The movie begins with April being reluctantly dragged out of bed on Turkey Day by her wonderfully supportive boyfriend, played by the very attractive Derek Luke, to fix the turkey. Though the preparation of the turkey drew many laughs from the audience – dropping it on the ground, sticking an entire onion in the turkey – it made me a little sad to think that is probably very similar to the way I would prepare a turkey. After all, I actually messed up while making Jell-O once. Enough about my cooking talents, though.

So then April’s cute boyfriend goes on some mysterious errand, leaving April to discover that her stove – which she usually uses as a shoe storage space – does not work.

April, now in pursuit of a stove, is led on a series of wacky and wild mishaps that are just good old fashioned cinematic entertainment.

Meanwhile, we are also watching April’s family embark on a hilarious yet quite poignant road trip as they prepare to see their estranged eldest daughter. Patricia Clarkson – of “Six Feet Under” fame – is cast in one of the best roles of her career as a woman coping with her quickly approaching mortality.

She makes you laugh when, after smoking up, she tries to explain to her senile mother why Smack Daddy is the best musician ever, and she makes you cry when she pleads to her husband that her last memory of April cannot be a bad one.

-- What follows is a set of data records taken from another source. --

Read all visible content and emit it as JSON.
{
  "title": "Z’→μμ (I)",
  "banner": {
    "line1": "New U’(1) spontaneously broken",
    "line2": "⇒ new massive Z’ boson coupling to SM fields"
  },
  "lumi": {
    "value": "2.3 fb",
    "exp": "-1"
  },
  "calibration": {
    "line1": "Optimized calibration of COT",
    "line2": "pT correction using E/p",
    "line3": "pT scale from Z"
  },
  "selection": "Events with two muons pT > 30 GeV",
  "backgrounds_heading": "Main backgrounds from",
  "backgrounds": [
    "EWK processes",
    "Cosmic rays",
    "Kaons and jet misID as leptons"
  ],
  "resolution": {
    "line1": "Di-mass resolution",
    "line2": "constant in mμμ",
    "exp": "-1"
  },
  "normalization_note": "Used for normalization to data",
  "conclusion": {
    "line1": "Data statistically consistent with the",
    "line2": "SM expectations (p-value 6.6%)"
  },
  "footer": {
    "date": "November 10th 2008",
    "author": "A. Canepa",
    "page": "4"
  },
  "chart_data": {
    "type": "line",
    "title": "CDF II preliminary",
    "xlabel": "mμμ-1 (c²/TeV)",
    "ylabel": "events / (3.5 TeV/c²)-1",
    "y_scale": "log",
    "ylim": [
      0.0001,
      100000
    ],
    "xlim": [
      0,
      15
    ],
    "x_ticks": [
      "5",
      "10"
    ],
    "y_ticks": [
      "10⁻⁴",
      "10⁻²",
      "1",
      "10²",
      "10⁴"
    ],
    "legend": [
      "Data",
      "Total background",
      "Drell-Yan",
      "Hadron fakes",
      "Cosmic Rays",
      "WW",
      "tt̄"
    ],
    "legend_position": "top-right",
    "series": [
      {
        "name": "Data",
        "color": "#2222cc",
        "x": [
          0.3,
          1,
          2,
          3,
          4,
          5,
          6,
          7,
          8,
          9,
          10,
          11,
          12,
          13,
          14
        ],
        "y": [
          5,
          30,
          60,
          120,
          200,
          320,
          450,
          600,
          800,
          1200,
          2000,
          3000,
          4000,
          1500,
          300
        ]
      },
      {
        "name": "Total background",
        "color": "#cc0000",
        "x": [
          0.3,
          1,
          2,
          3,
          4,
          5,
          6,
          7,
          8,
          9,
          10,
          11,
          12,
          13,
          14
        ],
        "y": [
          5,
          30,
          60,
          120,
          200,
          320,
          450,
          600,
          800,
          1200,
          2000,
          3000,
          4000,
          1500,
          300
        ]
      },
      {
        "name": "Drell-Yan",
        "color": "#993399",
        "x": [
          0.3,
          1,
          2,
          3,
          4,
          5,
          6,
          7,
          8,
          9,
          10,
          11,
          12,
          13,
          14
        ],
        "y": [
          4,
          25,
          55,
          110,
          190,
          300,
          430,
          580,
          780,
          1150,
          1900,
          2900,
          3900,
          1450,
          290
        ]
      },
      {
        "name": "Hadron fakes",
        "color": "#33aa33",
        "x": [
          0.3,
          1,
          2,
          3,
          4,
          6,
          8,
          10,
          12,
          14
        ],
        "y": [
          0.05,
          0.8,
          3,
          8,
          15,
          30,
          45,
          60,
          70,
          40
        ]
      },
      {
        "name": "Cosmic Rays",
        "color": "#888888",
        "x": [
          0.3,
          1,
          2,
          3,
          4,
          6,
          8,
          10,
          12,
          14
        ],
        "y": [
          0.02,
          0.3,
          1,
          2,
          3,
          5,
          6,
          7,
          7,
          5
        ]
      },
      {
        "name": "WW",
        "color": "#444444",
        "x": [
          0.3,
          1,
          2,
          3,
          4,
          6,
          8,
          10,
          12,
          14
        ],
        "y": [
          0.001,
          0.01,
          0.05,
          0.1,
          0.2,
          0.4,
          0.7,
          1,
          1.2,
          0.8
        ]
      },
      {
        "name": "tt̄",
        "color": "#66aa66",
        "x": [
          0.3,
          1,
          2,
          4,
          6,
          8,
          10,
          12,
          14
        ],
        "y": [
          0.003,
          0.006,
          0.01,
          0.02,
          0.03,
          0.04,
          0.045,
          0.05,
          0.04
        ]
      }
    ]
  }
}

April’s desperate-to-be-perfect sister, Beth, is played perfectly by Alison Pill and her off-beat and very funny brother, Timmy, is played by John Gallagher Jr. – who looks so much like my friend Russel that when he said something funny I actually said “Oh Russel!” out loud. That made people look at me so I stopped. Both characters add a great dynamic to this dysfunctional family. Oliver Platt plays the sweet patriarch who constantly trys to make the situation look positive.

There is also, as I mentioned before, a senile grandmother who takes on the role of the comic relief because, as we all know from previous films, old people are funny.

The best scene with the family is when they are in the car in the parking lot of a Krispy Kreme, and for a good two minutes all you hear are the family’s orgasmic reactions to the wonder that is a Krispy Kreme doughnut.

This film is really about how, under many layers of resentment and hate, people do truly need each other and they especially realize this on holidays.

April proclaims herself to be the bad pancake of the family – which apparently is the one you are supposed to throw out. There are definitely underlying culinary themes in this film.

She realizes as she is teaching a newly immigrated Japanese family about Thanksgiving – it is a long story that has to do with the turkey – that like the Indians and the Pilgrims needed each other so long ago, she and her family need each other.

With a hilarious cameo from Sean Hayes – Jack from “Will and Grace” – and a bunch of other neighbors who are played by not-as-famous people – after all, it is an independent film – it keeps you entertained throughout.

At times you don’t know whether to laugh or cry. In the beginning you think you may be nauseated because of the handheld-camera filming style. However, the story is so enticing that all feelings of nausea quickly disappear.